Leveraging Large Language Models for Trustworthiness Assessment of Web Applications

The widespread adoption of web applications has made their security a critical concern and has increased the need for systematic ways to assess whether they can be considered trustworthy. However, "trust" assessment remains an open problem as existing techniques primarily focus on detecting known vulnerabilities or depend on manual evaluation, which limits their scalability; therefore, evaluating adherence to secure coding practices offers a complementary, pragmatic perspective by focusing on observable development behaviors. In practice, the identification and verification of secure coding practices are predominantly performed manually, relying on expert knowledge and code reviews, which is time-consuming, subjective, and difficult to scale. This study presents an empirical methodology to automate the trustworthiness assessment of web applications by leveraging Large Language Models (LLMs) to verify adherence to secure coding practices.
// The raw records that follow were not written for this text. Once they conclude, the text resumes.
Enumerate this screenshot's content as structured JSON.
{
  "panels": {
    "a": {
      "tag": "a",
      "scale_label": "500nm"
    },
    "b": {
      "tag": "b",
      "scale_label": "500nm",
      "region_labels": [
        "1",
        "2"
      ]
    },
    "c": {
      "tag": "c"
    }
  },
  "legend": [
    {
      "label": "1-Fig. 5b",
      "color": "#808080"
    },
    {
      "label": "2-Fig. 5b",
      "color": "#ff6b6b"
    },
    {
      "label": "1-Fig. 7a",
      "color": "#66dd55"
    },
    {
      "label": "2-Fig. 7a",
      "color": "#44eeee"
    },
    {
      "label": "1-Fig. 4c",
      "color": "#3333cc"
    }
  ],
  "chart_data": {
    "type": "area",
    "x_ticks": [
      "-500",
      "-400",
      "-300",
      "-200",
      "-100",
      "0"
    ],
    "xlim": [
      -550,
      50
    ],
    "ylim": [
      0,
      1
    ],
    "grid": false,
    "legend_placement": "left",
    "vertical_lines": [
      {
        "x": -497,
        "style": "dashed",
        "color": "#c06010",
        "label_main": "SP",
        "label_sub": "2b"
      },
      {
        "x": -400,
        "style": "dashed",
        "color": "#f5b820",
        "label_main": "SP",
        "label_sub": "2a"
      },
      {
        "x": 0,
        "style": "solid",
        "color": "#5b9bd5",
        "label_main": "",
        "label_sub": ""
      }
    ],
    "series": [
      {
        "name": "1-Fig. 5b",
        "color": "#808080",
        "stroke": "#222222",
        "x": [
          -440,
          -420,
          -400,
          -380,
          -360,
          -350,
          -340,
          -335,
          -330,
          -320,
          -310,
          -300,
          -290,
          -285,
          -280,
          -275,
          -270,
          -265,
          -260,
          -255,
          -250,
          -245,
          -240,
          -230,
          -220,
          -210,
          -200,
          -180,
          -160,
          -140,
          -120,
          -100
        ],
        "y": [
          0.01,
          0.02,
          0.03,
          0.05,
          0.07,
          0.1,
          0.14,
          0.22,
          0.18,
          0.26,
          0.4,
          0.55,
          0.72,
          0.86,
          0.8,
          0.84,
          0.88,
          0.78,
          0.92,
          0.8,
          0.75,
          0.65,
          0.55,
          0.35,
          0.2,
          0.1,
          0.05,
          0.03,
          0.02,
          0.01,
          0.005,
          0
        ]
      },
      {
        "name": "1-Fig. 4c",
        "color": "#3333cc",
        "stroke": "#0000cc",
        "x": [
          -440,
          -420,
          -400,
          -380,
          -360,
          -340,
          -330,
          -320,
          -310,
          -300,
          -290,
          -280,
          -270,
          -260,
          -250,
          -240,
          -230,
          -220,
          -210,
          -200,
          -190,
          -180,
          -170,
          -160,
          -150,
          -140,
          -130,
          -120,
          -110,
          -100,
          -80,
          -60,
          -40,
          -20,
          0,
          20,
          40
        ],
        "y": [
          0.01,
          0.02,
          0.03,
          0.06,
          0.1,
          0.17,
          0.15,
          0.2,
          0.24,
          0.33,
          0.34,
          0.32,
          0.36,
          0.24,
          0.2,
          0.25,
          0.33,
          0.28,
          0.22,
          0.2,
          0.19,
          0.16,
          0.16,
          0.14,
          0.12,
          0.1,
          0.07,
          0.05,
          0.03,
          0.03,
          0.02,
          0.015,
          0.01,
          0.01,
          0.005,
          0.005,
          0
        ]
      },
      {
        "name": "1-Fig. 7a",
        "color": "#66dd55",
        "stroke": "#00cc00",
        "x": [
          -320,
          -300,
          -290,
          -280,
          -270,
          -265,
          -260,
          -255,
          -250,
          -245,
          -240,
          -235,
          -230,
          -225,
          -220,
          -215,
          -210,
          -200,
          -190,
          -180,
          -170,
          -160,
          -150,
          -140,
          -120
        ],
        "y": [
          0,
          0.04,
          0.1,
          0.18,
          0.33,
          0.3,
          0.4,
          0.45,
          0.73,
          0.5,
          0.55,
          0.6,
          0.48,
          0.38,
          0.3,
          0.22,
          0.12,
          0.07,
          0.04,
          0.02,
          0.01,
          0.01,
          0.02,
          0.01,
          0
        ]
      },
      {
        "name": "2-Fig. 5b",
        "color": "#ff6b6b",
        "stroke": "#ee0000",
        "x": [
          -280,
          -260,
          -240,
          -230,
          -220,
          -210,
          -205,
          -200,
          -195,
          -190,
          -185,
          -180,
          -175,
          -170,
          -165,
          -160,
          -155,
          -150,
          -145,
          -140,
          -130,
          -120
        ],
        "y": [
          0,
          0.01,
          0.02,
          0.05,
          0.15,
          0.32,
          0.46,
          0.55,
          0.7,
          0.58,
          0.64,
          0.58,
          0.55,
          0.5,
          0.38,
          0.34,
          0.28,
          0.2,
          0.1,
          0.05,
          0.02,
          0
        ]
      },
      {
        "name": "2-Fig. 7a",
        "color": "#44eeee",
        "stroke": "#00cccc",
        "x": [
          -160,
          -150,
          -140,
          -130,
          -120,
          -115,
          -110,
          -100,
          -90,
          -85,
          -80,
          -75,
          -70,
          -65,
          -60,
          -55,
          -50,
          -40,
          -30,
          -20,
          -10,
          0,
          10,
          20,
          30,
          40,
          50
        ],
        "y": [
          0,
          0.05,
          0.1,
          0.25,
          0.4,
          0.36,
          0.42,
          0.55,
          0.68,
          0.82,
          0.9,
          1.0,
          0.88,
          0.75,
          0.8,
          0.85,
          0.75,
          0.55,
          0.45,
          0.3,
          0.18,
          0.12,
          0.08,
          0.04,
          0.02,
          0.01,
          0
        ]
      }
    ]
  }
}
We conduct a comparative analysis of prompt engineering techniques across five state-of-the-art LLMs, ranging from baseline zero-shot classification to prompts enriched with semantic definitions, structural context derived from call graphs, and explicit instructional guidance. Furthermore, we propose an extension of a hierarchical Quality Model (QM) based on the Logic Score of Preference (LSP), in which LLM outputs are used to populate the model's quality attributes and compute a holistic trustworthiness score. Experimental results indicate that excessive structural context can introduce noise, whereas rule-based instructional prompting improves assessment reliability. The resulting trustworthiness score allows discriminating between secure and vulnerable implementations, supporting the feasibility of using LLMs for scalable and context-aware trust assessment.

翻译：Web应用的广泛普及使其安全性成为关键关注点，并增加了系统性评估其可信度的需求。然而，“信任”评估仍然是一个开放性问题，因为现有技术主要侧重于检测已知漏洞或依赖人工评估，这限制了其可扩展性；因此，通过关注可观察的开发行为，对安全编码实践的遵循情况进行评估提供了一种互补且实用的视角。在实践中，安全编码实践的识别和验证主要依赖人工进行，依靠专家知识和代码审查，这耗时、主观且难以扩展。本研究提出了一种实证方法，通过利用大型语言模型（LLM）自动化Web应用的可信度评估，以验证对安全编码实践的遵循情况。我们对五种最先进的LLM进行了提示工程技术的比较分析，范围从基线零样本分类到包含语义定义、来自调用图的结构化上下文以及显式指令引导的提示。此外，我们提出了一种基于偏好逻辑评分（LSP）的分层质量模型（QM）扩展，其中使用LLM输出填充模型的质量属性，并计算整体可信度得分。实验结果表明，过多的结构化上下文可能会引入噪声，而基于规则的指令提示则能提高评估可靠性。最终的可信度得分能够区分安全与脆弱的实现，证明了使用LLM进行可扩展且上下文感知的可信评估的可行性。